In brainstorming for ideas, snag a copy of last year’s budget and note where programs and events overspent, or where opportunities present themselves. Don’t rule out items like candy for the Easter egg hunt, T-shirts for day camp, mileage signs for the 5K/10K races or a banner for the teen center.

Crank The Numbers

After each season, note how much was spent on those items that could be potentially underwritten by sponsors. Apply the necessary math to figure out the unit price of each item. Building the rate card based on reasonably estimated costs (based on historic costs) makes the card an important internal tool in gauging appropriate package-pricing and value.

Since no two proposals will be identical, it will be necessary to calculate each sponsorship item so that every package can be correctly priced.

But it’s not enough to know cost numbers. Sponsors want a real sense of benefits, too. Because sponsorship is more labor-intensive than measured media, and lacks guarantees, such as advertising’s “make goods,” it must overdeliver. For every $1 that sponsors invest, they should receive at least $1.50 worth of benefits.

When a company commits funds to support a program, it expects the folks running the program to have measurable goals and expectations.

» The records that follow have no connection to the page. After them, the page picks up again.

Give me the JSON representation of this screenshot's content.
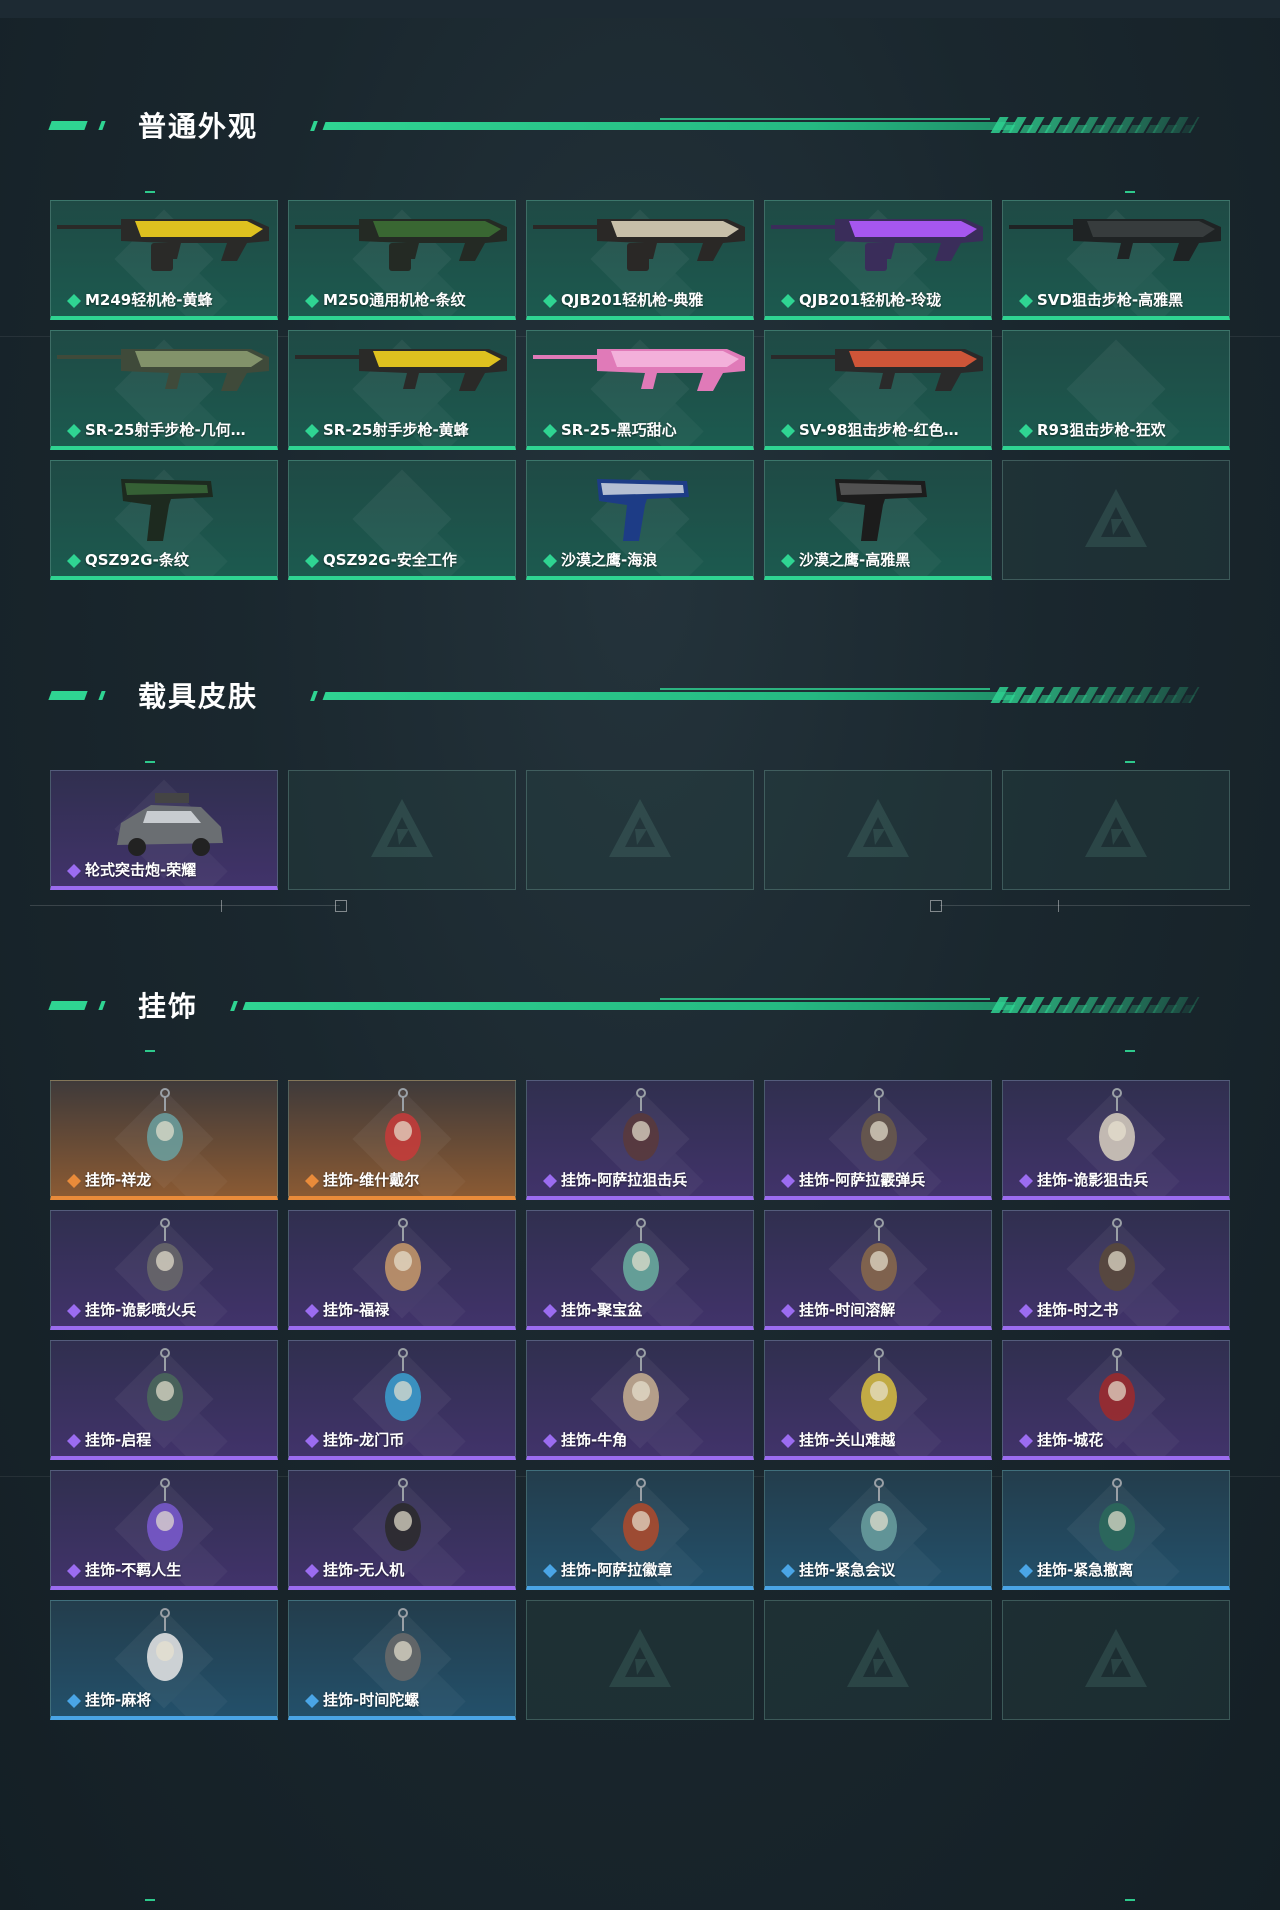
{
  "sections": [
    {
      "title": "普通外观",
      "cards": [
        {
          "label": "M249轻机枪-黄蜂",
          "rarity": "green",
          "icon": "machinegun-yellow"
        },
        {
          "label": "M250通用机枪-条纹",
          "rarity": "green",
          "icon": "machinegun-green"
        },
        {
          "label": "QJB201轻机枪-典雅",
          "rarity": "green",
          "icon": "machinegun-beige"
        },
        {
          "label": "QJB201轻机枪-玲珑",
          "rarity": "green",
          "icon": "machinegun-purple"
        },
        {
          "label": "SVD狙击步枪-高雅黑",
          "rarity": "green",
          "icon": "sniper-black"
        },
        {
          "label": "SR-25射手步枪-几何…",
          "rarity": "green",
          "icon": "rifle-camo"
        },
        {
          "label": "SR-25射手步枪-黄蜂",
          "rarity": "green",
          "icon": "rifle-yellow"
        },
        {
          "label": "SR-25-黑巧甜心",
          "rarity": "green",
          "icon": "rifle-pink"
        },
        {
          "label": "SV-98狙击步枪-红色…",
          "rarity": "green",
          "icon": "sniper-red"
        },
        {
          "label": "R93狙击步枪-狂欢",
          "rarity": "green",
          "icon": ""
        },
        {
          "label": "QSZ92G-条纹",
          "rarity": "green",
          "icon": "pistol-green"
        },
        {
          "label": "QSZ92G-安全工作",
          "rarity": "green",
          "icon": ""
        },
        {
          "label": "沙漠之鹰-海浪",
          "rarity": "green",
          "icon": "pistol-blue"
        },
        {
          "label": "沙漠之鹰-高雅黑",
          "rarity": "green",
          "icon": "pistol-black"
        },
        {
          "label": "",
          "rarity": "empty",
          "icon": ""
        }
      ]
    },
    {
      "title": "载具皮肤",
      "cards": [
        {
          "label": "轮式突击炮-荣耀",
          "rarity": "purple",
          "icon": "vehicle"
        },
        {
          "label": "",
          "rarity": "empty",
          "icon": ""
        },
        {
          "label": "",
          "rarity": "empty",
          "icon": ""
        },
        {
          "label": "",
          "rarity": "empty",
          "icon": ""
        },
        {
          "label": "",
          "rarity": "empty",
          "icon": ""
        }
      ]
    },
    {
      "title": "挂饰",
      "cards": [
        {
          "label": "挂饰-祥龙",
          "rarity": "orange",
          "icon": "charm"
        },
        {
          "label": "挂饰-维什戴尔",
          "rarity": "orange",
          "icon": "charm"
        },
        {
          "label": "挂饰-阿萨拉狙击兵",
          "rarity": "purple",
          "icon": "charm"
        },
        {
          "label": "挂饰-阿萨拉霰弹兵",
          "rarity": "purple",
          "icon": "charm"
        },
        {
          "label": "挂饰-诡影狙击兵",
          "rarity": "purple",
          "icon": "charm"
        },
        {
          "label": "挂饰-诡影喷火兵",
          "rarity": "purple",
          "icon": "charm"
        },
        {
          "label": "挂饰-福禄",
          "rarity": "purple",
          "icon": "charm"
        },
        {
          "label": "挂饰-聚宝盆",
          "rarity": "purple",
          "icon": "charm"
        },
        {
          "label": "挂饰-时间溶解",
          "rarity": "purple",
          "icon": "charm"
        },
        {
          "label": "挂饰-时之书",
          "rarity": "purple",
          "icon": "charm"
        },
        {
          "label": "挂饰-启程",
          "rarity": "purple",
          "icon": "charm"
        },
        {
          "label": "挂饰-龙门币",
          "rarity": "purple",
          "icon": "charm"
        },
        {
          "label": "挂饰-牛角",
          "rarity": "purple",
          "icon": "charm"
        },
        {
          "label": "挂饰-关山难越",
          "rarity": "purple",
          "icon": "charm"
        },
        {
          "label": "挂饰-城花",
          "rarity": "purple",
          "icon": "charm"
        },
        {
          "label": "挂饰-不羁人生",
          "rarity": "purple",
          "icon": "charm"
        },
        {
          "label": "挂饰-无人机",
          "rarity": "purple",
          "icon": "charm"
        },
        {
          "label": "挂饰-阿萨拉徽章",
          "rarity": "blue",
          "icon": "charm"
        },
        {
          "label": "挂饰-紧急会议",
          "rarity": "blue",
          "icon": "charm"
        },
        {
          "label": "挂饰-紧急撤离",
          "rarity": "blue",
          "icon": "charm"
        },
        {
          "label": "挂饰-麻将",
          "rarity": "blue",
          "icon": "charm"
        },
        {
          "label": "挂饰-时间陀螺",
          "rarity": "blue",
          "icon": "charm"
        },
        {
          "label": "",
          "rarity": "empty",
          "icon": ""
        },
        {
          "label": "",
          "rarity": "empty",
          "icon": ""
        },
        {
          "label": "",
          "rarity": "empty",
          "icon": ""
        }
      ]
    }
  ],
  "colors": {
    "accent": "#2fd492",
    "green": "#2fd492",
    "purple": "#9b6cf0",
    "orange": "#e98b3a",
    "blue": "#4aa5e6"
  }
}
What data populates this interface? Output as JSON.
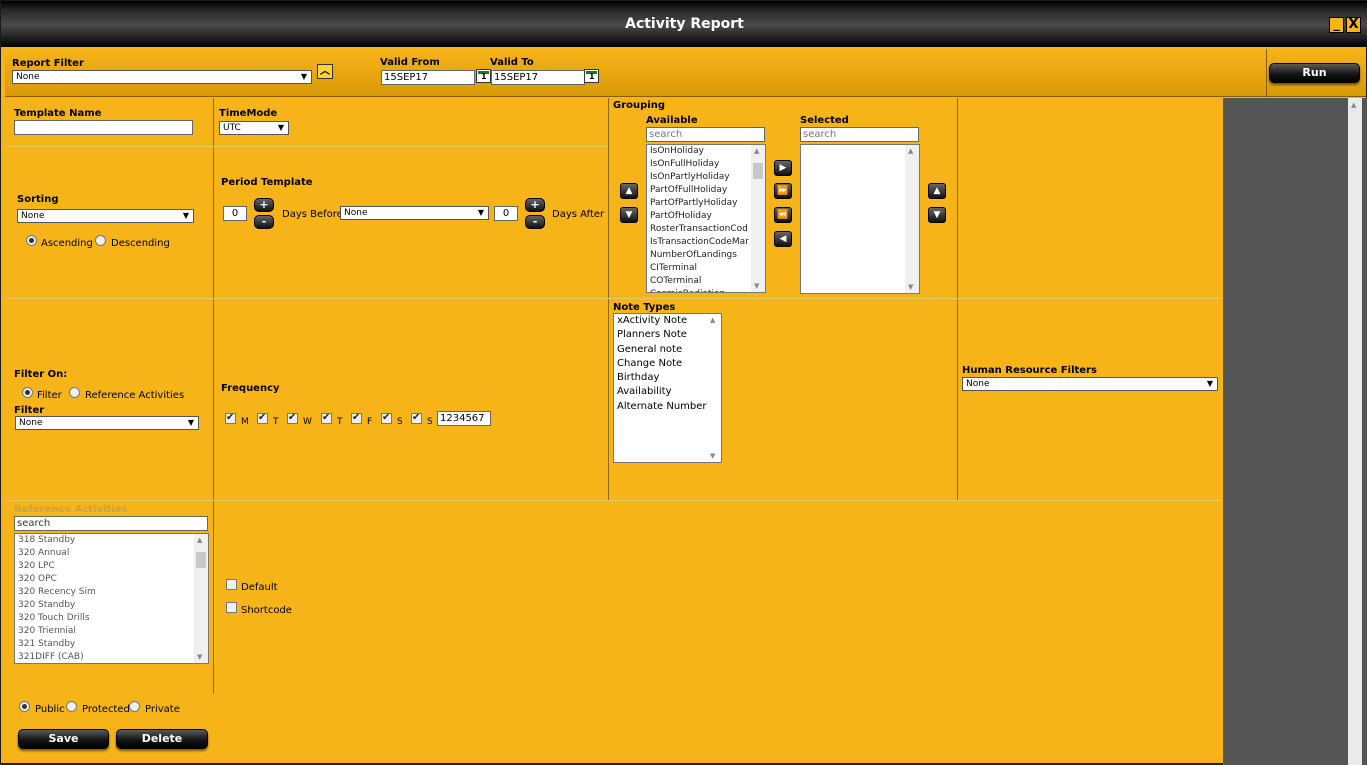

Some are simple to figure, for example, the number of people reached through a given program or event and comparison data with prior years.

Measuring other benefits, for example, quantifying the effectiveness of a literacy program, can be more difficult. (You might want to know the number of people helped or the average beginning and ending grade-level reading scores of the participants.)

Probably, the people at your agency who run an event or program have some measuring sticks in place. Be sure to tap their expertise before you describe a program or an event’s benefits to a potential sponsor.